Was bedeutet es, links zu sein? Für den einen kann das heißen, in einem besetzten Haus zu leben, sich um benachteiligte Menschen zu kümmern, miteinander zu leben und zu diskutieren, und am Wochenende gegen rechte Veranstaltungen zu demonstrieren. Schilder hochhalten, Slogans skandieren, solche Sachen. Was um Himmels willen nicht falsch zu verstehen ist! Es ist wichtig, dass es Menschen gibt, die so etwas tun, die den fälschlicherweise „Rechtspopulisten“ genannten Neonazis wenigstens ein klein wenig versuchen Einhalt zu gebieten, und die vor allem ein soziales Miteinander leben und aller Welt zeigen, dass diese Lebenseinstellung sehr wohl funktioniert, gerade auch als Gegenentwurf zu aus dem Ruder gelaufenen Dingen wie dem (derzeitigen) Kapitalismus.

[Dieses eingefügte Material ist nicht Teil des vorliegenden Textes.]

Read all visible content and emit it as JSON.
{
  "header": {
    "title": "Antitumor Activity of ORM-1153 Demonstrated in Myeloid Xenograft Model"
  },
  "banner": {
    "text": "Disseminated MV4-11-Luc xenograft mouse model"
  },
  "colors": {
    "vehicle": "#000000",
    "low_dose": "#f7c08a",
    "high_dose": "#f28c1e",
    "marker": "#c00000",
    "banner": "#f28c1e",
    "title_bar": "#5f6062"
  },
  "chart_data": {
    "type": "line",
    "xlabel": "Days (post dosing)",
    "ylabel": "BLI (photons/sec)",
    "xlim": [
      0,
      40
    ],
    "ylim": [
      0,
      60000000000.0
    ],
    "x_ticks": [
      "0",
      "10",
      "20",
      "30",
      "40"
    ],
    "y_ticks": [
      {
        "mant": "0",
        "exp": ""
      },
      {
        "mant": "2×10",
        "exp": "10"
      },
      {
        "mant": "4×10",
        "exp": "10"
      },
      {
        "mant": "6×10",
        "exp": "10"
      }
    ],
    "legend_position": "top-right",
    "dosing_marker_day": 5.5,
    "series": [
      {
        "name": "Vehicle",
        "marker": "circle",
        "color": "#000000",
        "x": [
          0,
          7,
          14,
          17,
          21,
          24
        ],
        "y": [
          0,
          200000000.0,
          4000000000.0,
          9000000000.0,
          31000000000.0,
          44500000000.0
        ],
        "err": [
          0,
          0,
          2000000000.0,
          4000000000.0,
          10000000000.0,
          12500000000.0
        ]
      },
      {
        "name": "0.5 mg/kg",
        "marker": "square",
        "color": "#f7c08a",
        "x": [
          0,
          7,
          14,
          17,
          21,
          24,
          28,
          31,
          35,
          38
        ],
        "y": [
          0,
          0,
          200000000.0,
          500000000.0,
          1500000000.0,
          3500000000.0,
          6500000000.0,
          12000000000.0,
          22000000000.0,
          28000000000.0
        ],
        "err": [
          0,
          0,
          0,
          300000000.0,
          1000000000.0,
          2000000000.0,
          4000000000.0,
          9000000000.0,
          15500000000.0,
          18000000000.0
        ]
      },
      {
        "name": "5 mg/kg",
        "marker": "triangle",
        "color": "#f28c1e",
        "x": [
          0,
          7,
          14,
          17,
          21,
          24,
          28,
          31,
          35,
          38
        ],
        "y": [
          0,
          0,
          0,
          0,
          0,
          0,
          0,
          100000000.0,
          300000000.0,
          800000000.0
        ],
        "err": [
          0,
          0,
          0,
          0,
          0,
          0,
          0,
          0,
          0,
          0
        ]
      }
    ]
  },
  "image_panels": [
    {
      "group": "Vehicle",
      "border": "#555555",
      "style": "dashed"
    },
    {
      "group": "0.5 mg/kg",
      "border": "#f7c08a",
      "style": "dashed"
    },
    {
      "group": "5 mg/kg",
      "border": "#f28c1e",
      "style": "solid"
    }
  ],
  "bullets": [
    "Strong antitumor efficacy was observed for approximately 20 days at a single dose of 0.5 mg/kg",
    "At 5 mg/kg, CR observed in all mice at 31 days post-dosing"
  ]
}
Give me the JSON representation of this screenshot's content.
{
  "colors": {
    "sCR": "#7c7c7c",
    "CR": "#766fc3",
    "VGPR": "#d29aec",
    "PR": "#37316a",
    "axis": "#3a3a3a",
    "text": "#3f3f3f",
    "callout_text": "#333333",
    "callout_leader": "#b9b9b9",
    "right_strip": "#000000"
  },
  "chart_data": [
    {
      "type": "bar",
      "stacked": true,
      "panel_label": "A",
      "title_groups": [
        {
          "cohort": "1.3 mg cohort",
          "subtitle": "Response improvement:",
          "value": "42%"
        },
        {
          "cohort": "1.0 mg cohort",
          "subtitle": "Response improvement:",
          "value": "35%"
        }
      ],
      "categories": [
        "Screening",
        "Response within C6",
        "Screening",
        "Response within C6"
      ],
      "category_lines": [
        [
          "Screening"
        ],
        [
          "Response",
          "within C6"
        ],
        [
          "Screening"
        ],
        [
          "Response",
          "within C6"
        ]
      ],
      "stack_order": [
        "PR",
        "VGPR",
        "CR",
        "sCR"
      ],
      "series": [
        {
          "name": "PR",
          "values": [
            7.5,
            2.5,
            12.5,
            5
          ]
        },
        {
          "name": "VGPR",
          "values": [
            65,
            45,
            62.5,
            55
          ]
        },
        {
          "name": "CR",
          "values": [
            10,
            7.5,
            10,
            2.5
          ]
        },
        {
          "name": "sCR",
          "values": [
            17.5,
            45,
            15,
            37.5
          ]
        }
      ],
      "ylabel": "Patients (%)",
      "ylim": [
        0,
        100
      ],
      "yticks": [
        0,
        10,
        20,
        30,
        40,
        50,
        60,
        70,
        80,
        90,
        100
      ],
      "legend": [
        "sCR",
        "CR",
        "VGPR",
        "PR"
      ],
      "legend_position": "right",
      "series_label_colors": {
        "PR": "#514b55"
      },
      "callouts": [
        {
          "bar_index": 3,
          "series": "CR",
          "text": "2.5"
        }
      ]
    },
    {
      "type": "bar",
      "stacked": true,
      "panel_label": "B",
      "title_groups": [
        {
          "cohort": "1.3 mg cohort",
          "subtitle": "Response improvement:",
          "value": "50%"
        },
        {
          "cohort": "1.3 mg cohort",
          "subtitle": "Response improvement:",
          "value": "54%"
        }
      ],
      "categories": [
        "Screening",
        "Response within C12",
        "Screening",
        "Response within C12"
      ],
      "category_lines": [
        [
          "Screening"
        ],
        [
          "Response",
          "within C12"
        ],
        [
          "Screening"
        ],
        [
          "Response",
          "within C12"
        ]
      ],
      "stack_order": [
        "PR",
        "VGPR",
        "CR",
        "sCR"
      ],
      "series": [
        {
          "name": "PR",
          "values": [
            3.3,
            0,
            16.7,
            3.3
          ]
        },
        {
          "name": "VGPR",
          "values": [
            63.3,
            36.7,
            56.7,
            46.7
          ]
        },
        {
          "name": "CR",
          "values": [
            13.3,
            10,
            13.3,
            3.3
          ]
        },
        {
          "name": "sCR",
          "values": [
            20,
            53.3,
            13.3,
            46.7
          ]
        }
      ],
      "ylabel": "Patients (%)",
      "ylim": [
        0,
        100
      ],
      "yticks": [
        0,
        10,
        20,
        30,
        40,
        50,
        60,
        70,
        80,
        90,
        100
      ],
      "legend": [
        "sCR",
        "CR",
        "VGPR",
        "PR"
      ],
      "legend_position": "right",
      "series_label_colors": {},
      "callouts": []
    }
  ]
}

Für einige wenige andere wiederum bedeutet links sein etwas mehr. Nicht nur Schilder hochhalten bei der Demo, sondern Aktionen planen und ausführen. Autos von Nazis kaputtmachen zum Beispiel. Oder rechte Aktivisten ausspähen und in deren Abläufe Sand streuen. Es geht darum, zu versuchen, Neonazis so wenig Raum wie möglich zu lassen, damit die Rattenfänger wenigstens ein bisschen Probleme bekommen beim Einfangen ihrer Opfer. UND MORGEN DIE GANZE WELT zeigt diese beiden Entwürfe aktiven Linksseins, stellt sie gegeneinander, und zeigt, dass das Verprügeln von politischen Gegnern, die selber keine Gewalt scheuen, auf jeden Fall gefährlicher ist als das untereinander diskutieren, aber offensichtlich, so scheint es, auch sehr viel lohnender. Im Sinne einer Ausschüttung von Glückshormonen. Wie eine riesengroße Schnitzeljagd, wie ein Räuber und Gendarm-Spiel auf der Suche nach den spannenden Informationen, um den Rechten ordentlich ein Bein zu stellen. Dass da mal was schief gehen kann, OK, aber für die großen Jungs (und das eine Mädel) im Film ist das schon ziemlich ein Lebensentwurf. Trotz Verfolgung durch die Polizei, trotz massivem Gegenwind durch die Nicht-so-extrem-Linken, trotz der Gefahr, den Nazis in die Hände zu fallen, trotz allem ist das wie Extrembergsteigen ohne Vorbereitung und Seil. Oder mit 200 Sachen am Frankfurter Kreuz – Eine Mischung aus Adrenalin und Serotonin …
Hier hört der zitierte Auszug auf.